Tes amis t’ont aussi proposé de venir faire un tour au festival Fierté Montréal. C’est une excellente idée, sérieusement. Il y a des gens de toutes les orientations sexuelles à Fierté, soit dit en passant. Pas besoin d’avoir déterminé la tienne, ni d’avoir fait quelque coming-out que ce soit.
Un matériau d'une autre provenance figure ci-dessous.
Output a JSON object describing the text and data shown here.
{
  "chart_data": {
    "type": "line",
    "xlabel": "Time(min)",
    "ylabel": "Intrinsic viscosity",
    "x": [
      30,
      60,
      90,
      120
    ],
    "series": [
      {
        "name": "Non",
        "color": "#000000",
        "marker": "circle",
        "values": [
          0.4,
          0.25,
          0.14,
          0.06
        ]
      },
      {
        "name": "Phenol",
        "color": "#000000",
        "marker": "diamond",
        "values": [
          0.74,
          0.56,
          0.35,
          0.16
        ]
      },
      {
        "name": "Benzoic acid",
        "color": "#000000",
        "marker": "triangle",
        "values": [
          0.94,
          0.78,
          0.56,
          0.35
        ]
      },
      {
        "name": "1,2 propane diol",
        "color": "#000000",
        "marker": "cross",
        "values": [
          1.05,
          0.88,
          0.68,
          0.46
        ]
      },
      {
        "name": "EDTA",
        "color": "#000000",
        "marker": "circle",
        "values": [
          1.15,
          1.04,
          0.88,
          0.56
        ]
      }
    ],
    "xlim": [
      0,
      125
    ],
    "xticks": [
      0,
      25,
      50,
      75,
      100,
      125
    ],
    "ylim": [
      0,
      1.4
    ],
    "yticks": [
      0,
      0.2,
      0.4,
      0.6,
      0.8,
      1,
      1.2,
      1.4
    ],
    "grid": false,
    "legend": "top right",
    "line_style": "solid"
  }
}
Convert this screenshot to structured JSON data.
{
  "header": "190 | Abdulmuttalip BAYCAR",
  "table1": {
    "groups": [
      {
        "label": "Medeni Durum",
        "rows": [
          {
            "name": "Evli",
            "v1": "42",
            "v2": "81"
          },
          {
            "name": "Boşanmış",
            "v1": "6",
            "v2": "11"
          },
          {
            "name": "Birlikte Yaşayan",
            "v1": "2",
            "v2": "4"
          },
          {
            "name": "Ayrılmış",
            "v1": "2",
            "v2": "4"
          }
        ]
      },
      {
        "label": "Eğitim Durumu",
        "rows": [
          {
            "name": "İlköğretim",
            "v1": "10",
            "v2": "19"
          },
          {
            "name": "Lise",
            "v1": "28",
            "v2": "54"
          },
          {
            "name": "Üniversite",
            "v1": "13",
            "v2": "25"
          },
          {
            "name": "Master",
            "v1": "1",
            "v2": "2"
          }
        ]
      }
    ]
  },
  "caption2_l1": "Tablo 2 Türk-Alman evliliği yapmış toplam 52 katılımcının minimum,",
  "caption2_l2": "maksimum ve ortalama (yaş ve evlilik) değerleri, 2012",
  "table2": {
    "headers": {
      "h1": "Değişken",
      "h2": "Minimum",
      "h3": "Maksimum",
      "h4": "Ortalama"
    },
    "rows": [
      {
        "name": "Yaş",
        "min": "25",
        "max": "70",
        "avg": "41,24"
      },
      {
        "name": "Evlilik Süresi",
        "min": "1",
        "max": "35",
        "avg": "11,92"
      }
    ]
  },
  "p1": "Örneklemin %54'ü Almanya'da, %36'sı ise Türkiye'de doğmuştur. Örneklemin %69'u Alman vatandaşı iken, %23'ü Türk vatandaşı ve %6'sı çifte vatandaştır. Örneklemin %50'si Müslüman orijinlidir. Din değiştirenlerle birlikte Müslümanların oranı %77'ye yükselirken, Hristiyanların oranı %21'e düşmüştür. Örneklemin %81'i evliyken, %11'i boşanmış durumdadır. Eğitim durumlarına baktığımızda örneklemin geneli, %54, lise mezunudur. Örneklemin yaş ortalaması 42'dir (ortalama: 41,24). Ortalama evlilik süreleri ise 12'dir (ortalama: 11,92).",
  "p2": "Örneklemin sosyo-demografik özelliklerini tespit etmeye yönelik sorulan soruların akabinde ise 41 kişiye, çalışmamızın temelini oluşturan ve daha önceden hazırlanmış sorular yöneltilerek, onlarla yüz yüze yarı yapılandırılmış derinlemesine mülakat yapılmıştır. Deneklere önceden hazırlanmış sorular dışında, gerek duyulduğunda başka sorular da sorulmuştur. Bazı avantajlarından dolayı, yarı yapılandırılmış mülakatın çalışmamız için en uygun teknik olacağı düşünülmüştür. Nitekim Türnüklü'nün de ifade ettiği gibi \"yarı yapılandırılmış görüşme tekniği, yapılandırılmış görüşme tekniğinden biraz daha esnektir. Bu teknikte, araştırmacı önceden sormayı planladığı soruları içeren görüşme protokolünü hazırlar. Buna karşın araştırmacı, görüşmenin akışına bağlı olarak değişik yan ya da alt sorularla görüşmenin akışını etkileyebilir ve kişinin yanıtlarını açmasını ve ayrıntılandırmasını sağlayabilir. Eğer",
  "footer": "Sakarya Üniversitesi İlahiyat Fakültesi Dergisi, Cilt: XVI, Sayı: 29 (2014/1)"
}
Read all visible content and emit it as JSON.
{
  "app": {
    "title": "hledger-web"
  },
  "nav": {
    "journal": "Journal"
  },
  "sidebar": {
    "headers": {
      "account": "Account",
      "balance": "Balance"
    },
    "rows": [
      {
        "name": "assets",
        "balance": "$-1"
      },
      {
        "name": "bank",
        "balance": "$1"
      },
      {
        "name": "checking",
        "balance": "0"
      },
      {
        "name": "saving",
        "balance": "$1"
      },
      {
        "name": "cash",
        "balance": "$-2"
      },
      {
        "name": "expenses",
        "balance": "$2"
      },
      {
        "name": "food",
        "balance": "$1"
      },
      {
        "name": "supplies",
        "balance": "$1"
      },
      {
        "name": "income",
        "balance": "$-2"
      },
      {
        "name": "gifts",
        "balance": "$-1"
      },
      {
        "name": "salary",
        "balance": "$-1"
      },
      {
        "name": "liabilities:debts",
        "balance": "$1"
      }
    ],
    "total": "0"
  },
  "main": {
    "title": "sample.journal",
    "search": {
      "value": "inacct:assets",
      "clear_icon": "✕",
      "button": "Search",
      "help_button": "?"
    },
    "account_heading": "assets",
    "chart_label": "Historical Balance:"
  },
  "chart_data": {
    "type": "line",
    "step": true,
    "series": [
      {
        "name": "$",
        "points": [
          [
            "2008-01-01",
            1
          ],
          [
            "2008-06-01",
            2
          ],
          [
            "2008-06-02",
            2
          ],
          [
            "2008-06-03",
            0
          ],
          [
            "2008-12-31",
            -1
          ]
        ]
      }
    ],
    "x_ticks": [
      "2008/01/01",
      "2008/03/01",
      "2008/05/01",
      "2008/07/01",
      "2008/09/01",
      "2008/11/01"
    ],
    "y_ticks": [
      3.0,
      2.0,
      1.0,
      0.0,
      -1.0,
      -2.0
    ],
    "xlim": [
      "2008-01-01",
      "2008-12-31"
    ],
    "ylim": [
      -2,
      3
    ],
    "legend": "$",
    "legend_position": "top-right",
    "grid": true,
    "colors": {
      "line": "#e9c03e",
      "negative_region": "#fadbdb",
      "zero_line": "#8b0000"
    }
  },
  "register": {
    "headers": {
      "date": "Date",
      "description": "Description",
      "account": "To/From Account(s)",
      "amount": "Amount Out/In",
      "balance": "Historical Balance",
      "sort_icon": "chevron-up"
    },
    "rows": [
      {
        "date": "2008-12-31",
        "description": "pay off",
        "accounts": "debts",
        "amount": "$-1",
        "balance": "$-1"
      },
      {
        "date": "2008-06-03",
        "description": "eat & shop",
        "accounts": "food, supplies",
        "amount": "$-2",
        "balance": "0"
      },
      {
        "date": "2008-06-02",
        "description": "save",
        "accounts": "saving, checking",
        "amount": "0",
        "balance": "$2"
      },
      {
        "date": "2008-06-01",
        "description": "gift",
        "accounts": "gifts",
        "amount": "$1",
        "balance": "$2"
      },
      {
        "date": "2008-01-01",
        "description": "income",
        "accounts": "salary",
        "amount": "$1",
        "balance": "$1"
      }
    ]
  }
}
C’est un des plus dynamiques festivals du Québec et la majorité des spectacles sont gratuits, alors ça attire beaucoup de gens de tous âges, de toutes origines, des personnes célibataires ou en relation(s), des locaux et des touristes, des personnes LGBTQ+ et  des personnes hétéros et cisgenres ! Si jamais tu décides d’y venir, viens donc nous faire un coucou à l’Espace Jeunesse ! Pas obligé de parler, mais si tu souhaites le faire, c’est une possibilité. On est là pour toi.
Je ne peux pas répondre ta question concernant le temps que ça prendra pour que tu te sentes mieux. Il se peut que ça prenne un mois, six mois, un an. Peut-être que tu te sens déjà mieux après nous avoir écrit. Probablement qu’après avoir consulté, tu te sentiras mieux aussi, et encore mieux si tu sors un peu de la ville pour venir faire un tour à Fierté Montréal ou encore si tu participes à Fière la Fête – tu verras plein de gens de diverses orientations sexuelles qui sont heureux, qu’ils aient eu des parcours très difficiles ou vraiment smooth !
Et concernant la façon de faire pour que la question de tes attirances soit moins anxiogène, que dirais-tu de lire nos réponses aux questions sur l’orientation sexuelle? Ça te ferait probablement te faire sentir moins seul de voir que plein d’ados se questionnent à ce sujet. Je te souhaite que ça se passe de mieux en mieux pour toi et que l’orientation sexuelle ne soit plus un sujet stressant dans tes pensées. Souvent, le temps arrange les choses, mais briser l’isolement et rencontrer d’autres personnes qui vivent des parcours similaires à soi, c’est encore plus efficace 😉
J’espère avoir su t’apporter un peu de réconfort.
N’hésite pas à nous réécrire si tu en as envie ou besoin, que ce soit pour nous donner des nouvelles ou pour une autre question.
Cordialement,
Marie-Édith, pour AlterHéros

About Marie-Édith Vigneau

Marie-Édith est une femme lesbienne acadienne étudiante à la maîtrise en travail social. Elle est grande fan de la mer, de féminisme, de santé sexuelle, de justice sociale, de musique, d'espresso, de bières de microbrasseries, de bas de laine et de grilled-cheese.